Six months’ worth of departmental travel expenses published for 2018

Six months’ worth of departmental travel expenses published for 2018

The States has published its travel expenses for January to June last year following criticism from the Public Accounts Committee earlier this month over its failure to disclose up-to-date details of claims exceeding £500 – something which was promised in the wake of the flights-cost scandal of 2016.

In February 2016 the JEP revealed that two senior civil servants spent £13,000 of public money on flexible business-class flights to Cape Town to attend a mining conference, sparking a public outcry.

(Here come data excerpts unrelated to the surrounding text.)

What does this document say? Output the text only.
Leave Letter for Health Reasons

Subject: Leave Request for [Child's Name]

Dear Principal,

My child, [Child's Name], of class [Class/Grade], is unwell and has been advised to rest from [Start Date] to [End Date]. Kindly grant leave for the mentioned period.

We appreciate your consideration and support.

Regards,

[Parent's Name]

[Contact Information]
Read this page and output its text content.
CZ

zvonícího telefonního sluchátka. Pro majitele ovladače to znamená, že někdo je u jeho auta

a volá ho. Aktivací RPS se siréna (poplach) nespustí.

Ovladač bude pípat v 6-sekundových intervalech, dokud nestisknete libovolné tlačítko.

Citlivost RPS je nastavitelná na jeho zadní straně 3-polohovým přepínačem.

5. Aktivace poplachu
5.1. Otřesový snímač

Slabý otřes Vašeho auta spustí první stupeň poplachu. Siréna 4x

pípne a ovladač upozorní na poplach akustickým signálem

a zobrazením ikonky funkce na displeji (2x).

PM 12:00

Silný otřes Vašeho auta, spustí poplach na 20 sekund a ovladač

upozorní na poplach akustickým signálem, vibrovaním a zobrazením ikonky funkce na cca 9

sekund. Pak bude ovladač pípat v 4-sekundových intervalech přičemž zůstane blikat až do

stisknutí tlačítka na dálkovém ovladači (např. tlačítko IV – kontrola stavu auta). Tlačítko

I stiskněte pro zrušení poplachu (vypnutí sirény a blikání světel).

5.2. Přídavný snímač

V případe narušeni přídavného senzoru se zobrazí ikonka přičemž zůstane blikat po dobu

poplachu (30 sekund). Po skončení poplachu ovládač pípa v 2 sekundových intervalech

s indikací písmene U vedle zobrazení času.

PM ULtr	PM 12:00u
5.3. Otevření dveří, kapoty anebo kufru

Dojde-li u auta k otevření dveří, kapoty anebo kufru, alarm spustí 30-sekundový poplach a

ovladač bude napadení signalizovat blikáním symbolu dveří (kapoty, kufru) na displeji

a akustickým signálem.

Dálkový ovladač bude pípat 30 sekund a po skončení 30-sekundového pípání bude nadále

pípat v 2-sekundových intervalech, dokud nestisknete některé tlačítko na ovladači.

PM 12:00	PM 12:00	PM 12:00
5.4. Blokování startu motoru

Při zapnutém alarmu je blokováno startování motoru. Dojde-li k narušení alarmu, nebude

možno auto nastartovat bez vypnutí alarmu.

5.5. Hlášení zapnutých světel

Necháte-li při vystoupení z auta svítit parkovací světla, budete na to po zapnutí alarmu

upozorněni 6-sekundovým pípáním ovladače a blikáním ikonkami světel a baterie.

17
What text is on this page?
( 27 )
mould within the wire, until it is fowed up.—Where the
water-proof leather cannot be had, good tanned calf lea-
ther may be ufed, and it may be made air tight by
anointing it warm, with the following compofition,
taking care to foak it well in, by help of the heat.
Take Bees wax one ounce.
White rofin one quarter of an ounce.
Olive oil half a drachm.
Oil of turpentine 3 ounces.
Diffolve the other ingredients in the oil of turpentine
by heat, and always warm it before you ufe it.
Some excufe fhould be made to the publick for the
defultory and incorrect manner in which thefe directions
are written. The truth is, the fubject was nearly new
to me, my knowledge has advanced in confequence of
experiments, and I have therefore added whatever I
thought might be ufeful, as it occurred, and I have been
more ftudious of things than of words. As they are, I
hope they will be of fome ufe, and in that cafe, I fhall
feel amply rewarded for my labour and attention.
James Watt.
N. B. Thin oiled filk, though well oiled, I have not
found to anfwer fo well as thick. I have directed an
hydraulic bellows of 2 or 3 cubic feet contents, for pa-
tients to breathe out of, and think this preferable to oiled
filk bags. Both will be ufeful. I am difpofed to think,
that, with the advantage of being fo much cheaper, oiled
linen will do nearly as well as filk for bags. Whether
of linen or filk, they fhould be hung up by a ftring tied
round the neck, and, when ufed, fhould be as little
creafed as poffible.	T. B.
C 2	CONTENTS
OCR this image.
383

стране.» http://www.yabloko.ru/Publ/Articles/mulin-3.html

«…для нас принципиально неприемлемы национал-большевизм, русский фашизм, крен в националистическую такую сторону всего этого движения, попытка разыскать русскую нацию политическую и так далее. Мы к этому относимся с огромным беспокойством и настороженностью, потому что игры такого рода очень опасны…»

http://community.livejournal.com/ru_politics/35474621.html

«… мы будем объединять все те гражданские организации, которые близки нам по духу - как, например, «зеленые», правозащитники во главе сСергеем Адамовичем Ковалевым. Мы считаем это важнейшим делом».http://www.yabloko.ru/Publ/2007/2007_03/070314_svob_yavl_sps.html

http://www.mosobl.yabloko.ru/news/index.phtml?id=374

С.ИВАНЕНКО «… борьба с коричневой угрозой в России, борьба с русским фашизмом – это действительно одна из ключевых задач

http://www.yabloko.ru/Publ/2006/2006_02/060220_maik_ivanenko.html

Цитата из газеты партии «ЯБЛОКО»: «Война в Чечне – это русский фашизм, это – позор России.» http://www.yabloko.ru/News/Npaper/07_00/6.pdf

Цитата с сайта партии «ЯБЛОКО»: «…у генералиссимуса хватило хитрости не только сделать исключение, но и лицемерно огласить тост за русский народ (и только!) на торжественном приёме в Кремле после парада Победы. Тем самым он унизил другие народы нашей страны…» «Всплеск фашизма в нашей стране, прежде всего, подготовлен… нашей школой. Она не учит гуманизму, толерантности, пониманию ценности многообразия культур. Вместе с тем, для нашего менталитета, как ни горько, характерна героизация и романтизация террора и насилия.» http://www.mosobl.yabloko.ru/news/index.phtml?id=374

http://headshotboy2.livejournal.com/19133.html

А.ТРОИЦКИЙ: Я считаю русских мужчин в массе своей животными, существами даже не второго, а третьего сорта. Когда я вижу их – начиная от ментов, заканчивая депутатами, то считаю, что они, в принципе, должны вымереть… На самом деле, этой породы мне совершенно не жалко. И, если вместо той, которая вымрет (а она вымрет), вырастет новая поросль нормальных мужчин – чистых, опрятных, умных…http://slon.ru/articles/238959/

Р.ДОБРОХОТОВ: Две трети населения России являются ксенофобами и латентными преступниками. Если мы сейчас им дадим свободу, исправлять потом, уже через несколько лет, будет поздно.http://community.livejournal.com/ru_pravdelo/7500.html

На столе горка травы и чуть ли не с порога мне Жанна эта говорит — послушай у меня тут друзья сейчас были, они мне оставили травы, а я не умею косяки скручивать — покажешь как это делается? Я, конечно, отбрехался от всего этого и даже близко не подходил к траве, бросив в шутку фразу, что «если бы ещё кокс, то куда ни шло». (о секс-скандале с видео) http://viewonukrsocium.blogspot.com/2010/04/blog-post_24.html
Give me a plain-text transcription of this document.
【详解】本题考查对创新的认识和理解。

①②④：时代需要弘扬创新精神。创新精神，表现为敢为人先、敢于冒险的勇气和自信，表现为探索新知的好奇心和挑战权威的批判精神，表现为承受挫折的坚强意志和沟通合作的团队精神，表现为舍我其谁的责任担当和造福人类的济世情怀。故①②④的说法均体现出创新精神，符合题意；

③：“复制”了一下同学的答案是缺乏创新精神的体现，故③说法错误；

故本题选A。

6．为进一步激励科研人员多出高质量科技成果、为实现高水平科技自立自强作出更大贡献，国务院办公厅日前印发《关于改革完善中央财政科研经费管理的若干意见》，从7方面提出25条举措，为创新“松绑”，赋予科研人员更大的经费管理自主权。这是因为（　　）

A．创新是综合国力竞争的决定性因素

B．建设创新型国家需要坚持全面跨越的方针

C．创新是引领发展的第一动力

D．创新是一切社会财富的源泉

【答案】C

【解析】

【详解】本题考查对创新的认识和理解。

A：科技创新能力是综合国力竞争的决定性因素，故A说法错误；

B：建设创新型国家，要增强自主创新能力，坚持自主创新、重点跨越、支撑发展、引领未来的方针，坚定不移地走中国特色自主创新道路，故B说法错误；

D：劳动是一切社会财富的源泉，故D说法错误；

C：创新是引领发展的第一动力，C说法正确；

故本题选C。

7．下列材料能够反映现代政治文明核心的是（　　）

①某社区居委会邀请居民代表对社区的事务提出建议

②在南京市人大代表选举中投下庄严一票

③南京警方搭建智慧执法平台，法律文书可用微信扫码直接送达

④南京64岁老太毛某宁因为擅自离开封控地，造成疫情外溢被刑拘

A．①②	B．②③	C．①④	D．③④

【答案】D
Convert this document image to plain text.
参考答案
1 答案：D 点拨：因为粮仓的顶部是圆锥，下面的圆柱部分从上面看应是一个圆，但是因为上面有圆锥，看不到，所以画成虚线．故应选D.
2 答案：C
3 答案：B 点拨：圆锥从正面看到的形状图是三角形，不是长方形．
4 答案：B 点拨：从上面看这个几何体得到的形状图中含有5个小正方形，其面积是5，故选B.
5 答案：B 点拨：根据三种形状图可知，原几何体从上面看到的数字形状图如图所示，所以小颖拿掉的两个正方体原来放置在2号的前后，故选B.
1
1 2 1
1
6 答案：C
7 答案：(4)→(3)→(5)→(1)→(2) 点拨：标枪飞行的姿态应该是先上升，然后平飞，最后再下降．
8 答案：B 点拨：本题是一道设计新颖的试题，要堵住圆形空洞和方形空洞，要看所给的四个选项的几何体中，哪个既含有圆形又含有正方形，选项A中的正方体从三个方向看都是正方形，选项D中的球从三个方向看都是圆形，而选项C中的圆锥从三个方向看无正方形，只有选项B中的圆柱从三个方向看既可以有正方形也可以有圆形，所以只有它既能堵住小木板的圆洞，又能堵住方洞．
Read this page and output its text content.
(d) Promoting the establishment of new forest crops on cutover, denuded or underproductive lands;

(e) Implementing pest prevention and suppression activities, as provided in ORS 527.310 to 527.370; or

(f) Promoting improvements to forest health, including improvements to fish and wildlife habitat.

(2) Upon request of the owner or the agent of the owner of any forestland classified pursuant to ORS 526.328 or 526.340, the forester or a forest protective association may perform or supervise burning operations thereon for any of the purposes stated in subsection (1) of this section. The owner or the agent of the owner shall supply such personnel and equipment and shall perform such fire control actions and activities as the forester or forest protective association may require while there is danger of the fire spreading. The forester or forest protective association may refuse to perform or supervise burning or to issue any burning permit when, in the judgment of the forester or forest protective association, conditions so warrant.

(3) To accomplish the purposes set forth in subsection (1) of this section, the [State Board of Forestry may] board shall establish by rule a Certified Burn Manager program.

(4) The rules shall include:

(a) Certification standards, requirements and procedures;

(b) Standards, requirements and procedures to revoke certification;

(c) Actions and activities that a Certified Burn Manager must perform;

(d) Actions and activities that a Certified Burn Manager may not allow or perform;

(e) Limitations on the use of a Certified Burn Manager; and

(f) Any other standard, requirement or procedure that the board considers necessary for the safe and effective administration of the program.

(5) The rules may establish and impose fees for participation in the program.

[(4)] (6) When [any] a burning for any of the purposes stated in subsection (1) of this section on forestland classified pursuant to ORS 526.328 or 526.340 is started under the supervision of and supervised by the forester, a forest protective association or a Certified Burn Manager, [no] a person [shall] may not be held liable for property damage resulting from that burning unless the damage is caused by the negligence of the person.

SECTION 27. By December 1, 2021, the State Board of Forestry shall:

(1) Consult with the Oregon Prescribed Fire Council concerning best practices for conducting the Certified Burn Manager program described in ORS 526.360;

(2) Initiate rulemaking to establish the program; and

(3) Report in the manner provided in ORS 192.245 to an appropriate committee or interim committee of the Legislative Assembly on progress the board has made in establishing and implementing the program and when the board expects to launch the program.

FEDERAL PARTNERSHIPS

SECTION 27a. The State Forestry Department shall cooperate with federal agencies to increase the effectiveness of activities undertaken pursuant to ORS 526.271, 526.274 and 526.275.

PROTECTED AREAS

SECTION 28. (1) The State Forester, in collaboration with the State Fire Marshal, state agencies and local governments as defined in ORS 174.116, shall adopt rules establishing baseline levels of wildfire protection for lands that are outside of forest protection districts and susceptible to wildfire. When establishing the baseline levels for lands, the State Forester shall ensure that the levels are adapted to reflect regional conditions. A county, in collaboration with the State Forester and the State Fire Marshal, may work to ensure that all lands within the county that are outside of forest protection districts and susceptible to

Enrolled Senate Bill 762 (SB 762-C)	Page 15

Following the story’s publication, the PAC recommended that from January 2017 the States chief executive should ‘regularly and routinely’ publish travel expenditure of more than £500 for all departments at a ‘minimum of six-monthly intervals’. According to the latest figures, a total of £82,955 was spent on flights and transport costing more than £500 between January and June last year.

The Bailiff’s Chambers had the largest single claim – £3,604 – for a business-class flight to Dubai for an eight-day trip to attend a conference of speakers and presiding officers of the Commonwealth.

Health and Community Services was the department which made the highest number of claims. The department’s 37 claims included ‘continual professional development’, student training and bringing a candidate to the Island for interview.

In comparison, for the first half of 2017, the travel expenses claims bill was £64,438, and in the second half of that year almost double that amount was spent – £120,649.